I came across an interesting question in the QA section. The answer to it forced me to write this article as a more complete answer to the question “how to organize a search using a variety of parameters, like in a Yandex market, for example.”
I know that on Habré, and indeed there are many supporters of noSQL solutions (he himself is not without sin), but still I’m a supporter of first thinking, and only then choosing a solution.
So, what we have in "DANO"
- We have 120 checkboxes - option 1/0
- We have 30 "radio" with the choice of "yes / no / no matter"
- We have 2-3 sliders to indicate the price / size range of which the thread
- We have the most important thing: 12 million records in the database.
- We have Select * From tovar Where (wifi = true) and (led = false) and (type = 3) and ... the rest of the parameters ...; with a runtime close to the hysteria of the client.
The hysterics came from the understanding that it was necessary to process more than 100 requests per second, and for this you have to sell a “three rubles” with a view of the Kremlin and buy more iron.
')
So, we start to think about how to save a lot of money and put a part in your pocket in the form of a bonus.

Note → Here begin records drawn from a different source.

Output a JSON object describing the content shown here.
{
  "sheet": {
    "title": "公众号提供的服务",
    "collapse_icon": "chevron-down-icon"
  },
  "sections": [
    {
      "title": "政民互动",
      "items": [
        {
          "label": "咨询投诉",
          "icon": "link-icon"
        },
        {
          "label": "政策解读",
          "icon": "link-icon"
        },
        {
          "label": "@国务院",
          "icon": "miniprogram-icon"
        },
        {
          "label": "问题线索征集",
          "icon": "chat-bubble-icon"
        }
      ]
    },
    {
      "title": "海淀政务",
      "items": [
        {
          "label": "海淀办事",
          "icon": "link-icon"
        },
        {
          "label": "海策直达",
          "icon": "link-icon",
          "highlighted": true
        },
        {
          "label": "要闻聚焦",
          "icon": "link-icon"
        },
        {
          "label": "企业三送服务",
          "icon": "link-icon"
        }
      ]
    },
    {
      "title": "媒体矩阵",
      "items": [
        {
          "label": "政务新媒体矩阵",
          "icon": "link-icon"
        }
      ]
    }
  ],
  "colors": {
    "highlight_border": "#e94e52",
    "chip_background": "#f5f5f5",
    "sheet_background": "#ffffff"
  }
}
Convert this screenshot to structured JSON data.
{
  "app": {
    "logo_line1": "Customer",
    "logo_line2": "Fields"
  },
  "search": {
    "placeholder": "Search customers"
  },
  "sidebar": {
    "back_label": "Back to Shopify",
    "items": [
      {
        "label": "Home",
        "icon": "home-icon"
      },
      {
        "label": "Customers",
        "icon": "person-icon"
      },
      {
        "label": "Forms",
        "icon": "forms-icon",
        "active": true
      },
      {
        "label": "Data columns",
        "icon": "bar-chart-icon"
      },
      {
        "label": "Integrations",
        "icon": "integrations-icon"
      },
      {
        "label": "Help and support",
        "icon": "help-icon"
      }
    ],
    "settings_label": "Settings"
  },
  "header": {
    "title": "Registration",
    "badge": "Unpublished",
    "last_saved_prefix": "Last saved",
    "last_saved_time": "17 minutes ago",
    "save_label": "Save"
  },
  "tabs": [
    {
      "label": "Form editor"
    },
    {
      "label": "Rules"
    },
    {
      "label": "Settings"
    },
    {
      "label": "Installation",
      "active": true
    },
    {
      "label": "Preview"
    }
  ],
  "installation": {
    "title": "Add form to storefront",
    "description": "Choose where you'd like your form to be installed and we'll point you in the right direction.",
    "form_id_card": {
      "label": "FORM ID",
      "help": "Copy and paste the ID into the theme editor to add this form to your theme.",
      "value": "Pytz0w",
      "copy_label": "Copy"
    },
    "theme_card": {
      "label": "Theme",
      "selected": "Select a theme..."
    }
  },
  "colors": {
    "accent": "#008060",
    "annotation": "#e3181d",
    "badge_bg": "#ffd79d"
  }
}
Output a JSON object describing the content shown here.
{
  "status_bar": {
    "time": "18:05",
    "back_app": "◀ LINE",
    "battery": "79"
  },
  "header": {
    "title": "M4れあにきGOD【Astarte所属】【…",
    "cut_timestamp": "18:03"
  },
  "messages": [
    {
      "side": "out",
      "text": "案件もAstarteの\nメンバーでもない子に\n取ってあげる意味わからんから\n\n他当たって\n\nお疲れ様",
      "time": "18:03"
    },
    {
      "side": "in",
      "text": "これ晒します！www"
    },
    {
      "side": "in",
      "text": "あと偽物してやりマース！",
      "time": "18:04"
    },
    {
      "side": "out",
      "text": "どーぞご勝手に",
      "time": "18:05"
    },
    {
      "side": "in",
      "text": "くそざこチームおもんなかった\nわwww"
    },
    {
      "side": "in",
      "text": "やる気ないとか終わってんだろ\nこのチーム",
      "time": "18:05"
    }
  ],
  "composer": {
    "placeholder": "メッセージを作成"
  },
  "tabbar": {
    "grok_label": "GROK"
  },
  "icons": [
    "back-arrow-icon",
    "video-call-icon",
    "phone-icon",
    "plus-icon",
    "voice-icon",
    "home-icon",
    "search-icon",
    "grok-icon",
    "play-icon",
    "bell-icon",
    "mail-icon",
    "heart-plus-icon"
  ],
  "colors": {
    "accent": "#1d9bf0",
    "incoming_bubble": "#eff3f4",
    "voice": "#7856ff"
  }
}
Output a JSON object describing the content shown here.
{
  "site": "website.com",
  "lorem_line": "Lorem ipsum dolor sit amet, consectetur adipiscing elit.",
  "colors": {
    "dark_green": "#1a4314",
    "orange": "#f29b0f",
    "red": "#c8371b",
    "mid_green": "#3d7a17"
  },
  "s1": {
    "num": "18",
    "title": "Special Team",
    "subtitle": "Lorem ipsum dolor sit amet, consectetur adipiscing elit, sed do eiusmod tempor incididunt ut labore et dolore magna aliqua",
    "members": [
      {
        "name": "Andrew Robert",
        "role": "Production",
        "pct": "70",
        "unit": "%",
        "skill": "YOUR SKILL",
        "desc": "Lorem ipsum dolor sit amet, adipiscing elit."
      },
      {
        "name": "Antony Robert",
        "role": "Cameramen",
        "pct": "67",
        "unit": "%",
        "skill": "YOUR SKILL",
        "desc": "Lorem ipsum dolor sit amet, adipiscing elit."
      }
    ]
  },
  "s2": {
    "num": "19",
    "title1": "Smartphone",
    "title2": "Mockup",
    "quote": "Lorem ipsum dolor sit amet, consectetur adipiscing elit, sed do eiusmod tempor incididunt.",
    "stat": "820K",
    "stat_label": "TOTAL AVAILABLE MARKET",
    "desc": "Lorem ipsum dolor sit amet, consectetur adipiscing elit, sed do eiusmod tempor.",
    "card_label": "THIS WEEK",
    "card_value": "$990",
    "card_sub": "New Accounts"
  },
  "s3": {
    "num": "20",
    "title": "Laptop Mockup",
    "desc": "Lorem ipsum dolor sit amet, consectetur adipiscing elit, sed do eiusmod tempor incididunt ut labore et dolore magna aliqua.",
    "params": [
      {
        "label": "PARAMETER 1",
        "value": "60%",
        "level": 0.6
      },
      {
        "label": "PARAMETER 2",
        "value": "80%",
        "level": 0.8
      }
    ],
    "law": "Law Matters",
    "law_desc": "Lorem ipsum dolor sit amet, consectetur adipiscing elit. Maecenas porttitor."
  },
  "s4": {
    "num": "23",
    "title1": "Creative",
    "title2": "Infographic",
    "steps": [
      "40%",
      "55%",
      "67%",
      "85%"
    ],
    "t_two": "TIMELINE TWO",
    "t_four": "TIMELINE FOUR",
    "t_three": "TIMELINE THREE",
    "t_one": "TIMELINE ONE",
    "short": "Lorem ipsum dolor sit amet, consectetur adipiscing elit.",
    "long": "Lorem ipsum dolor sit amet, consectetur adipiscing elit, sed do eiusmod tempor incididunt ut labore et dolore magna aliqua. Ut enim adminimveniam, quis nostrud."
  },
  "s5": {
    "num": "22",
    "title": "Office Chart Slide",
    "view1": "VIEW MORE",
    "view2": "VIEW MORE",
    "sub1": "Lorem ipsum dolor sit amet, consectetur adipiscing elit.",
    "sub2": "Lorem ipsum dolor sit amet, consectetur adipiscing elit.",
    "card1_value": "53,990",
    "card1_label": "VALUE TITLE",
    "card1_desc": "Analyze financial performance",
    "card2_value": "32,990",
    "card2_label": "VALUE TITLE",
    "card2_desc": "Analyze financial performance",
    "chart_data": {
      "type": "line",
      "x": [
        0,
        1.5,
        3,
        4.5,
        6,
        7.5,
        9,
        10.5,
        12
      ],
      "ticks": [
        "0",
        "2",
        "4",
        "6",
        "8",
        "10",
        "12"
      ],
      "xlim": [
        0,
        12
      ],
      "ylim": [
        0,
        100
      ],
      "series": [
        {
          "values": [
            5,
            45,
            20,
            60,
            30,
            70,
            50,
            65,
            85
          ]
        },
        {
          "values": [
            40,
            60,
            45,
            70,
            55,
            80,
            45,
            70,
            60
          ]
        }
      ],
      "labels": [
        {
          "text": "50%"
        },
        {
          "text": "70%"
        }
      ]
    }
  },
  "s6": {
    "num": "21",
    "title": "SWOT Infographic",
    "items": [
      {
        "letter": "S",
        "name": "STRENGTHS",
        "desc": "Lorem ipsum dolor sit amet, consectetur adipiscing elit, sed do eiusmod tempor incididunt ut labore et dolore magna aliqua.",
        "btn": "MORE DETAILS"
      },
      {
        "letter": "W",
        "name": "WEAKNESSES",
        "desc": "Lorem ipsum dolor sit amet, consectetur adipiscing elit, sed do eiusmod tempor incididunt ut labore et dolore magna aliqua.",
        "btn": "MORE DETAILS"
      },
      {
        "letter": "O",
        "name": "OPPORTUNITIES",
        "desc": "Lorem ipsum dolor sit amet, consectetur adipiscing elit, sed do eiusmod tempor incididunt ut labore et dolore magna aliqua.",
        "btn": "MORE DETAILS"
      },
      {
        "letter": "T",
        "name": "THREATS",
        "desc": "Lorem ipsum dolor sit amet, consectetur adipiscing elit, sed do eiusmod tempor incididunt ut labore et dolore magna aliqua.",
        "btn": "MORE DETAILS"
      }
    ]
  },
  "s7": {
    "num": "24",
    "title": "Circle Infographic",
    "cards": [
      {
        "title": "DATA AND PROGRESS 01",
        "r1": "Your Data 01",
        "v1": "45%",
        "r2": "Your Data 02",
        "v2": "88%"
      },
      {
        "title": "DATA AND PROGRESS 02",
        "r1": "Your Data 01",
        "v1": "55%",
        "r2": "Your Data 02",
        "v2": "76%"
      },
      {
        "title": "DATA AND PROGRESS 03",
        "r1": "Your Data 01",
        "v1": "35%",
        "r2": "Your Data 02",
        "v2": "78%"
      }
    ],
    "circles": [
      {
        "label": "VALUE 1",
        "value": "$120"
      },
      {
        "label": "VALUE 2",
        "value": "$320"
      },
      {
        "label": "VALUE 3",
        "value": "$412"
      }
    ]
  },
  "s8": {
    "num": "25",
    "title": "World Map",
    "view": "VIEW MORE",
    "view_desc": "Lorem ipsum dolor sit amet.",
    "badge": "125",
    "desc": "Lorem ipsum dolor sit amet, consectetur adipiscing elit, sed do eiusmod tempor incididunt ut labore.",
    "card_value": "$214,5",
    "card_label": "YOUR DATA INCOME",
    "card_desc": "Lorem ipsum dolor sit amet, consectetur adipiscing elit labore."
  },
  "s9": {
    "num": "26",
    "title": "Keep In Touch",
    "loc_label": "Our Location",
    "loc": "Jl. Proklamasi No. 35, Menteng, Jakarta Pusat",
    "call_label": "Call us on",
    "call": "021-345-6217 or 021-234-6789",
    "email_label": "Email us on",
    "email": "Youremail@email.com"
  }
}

I want to note right away that we are not aiming to get a list of the necessary lines from the database. We need to do prefiltration to speed up the search and filtering process.
Checkboxes
To begin with, all our checkboxes, which have only 2 variants of meaning, we will convert into bits and group them into one “number”. In our case, this number will be 120 bit (128 bit for even counting). This will be our first "index". According to it, we can always filter out those products that meet our conditions. In practice, on average, such goods are not more than 10 thousand for the entire base. The remaining parameters can already be viewed only in these 10 thousand products, and not to “shovel” the entire base.
Ranges
Any range (height, weight, waist, bust volume) can be divided into intervals and numbered. Divide into 256 parts. The figure is taken "from the ceiling." In any case, for the range of $ 100 - $ 1200, we get 2 numbers. If we take $ 1 - $ 100 with a maximum of $ 25,500, then we can write our range as 2 | 12 - in fact, this is a 16-bit number. We will have such numbers according to the number of possible ranges. If there are less than a few, then we’ll stop at this, if there are 100-10000, then everything is more complicated. We can not adequately quickly search for 200-20000 bit key. And we will not, we just calculate it md5, and to speed up the process we will also convert everything into a 128-bit number (some miserable 16 bytes). Combined with a lot of checkboxes, we get an even more accurate sample.
Yes / No / Not Important
Algorithm for finding data values with add. the “not important” parameter is almost similar to the option with checkboxes, except that we write only yes / no in the 1 index (and 0, when choosing “not important”). In the second index, we will put 0 for the “not important” variant and 1 for any other.
Total we get 2 indexes:1 index: 01010000001010101010001
2 index: 01111101110111101110111
Homework will be build through Xor | And | Or request in which we reset all insignificant bits on index 2 and compare with index 1.So, we from 12 million records found 0-100-500 suitable under conditions. These records are already worth checking in their entirety (120 bit checkbox field, range and “Yes / no / no matter”). Agree that a complete check among a couple of hundred lines is much faster than a full search.
...
Profit !!!
The variant with the conversion of a long key into a short one, by, say, encryption, is sufficiently convenient for carrying out data prefiltration. At the same time, if we work with SQL, then the prefilter sample can be stored in MemTable for acceleration and full filtering can be carried out with this data.
A similar algorithm is used by us and in the filter of texts by shingles, when from the checksum we get a 32-bit number, which is faster to compare than 128-bit ones.
A similar technique works in one specialized document storage system, which allows, in microseconds, to find in 2.2Gb text databases links to documents where the search word or phrase is located. But, about this in a little more detail in another article.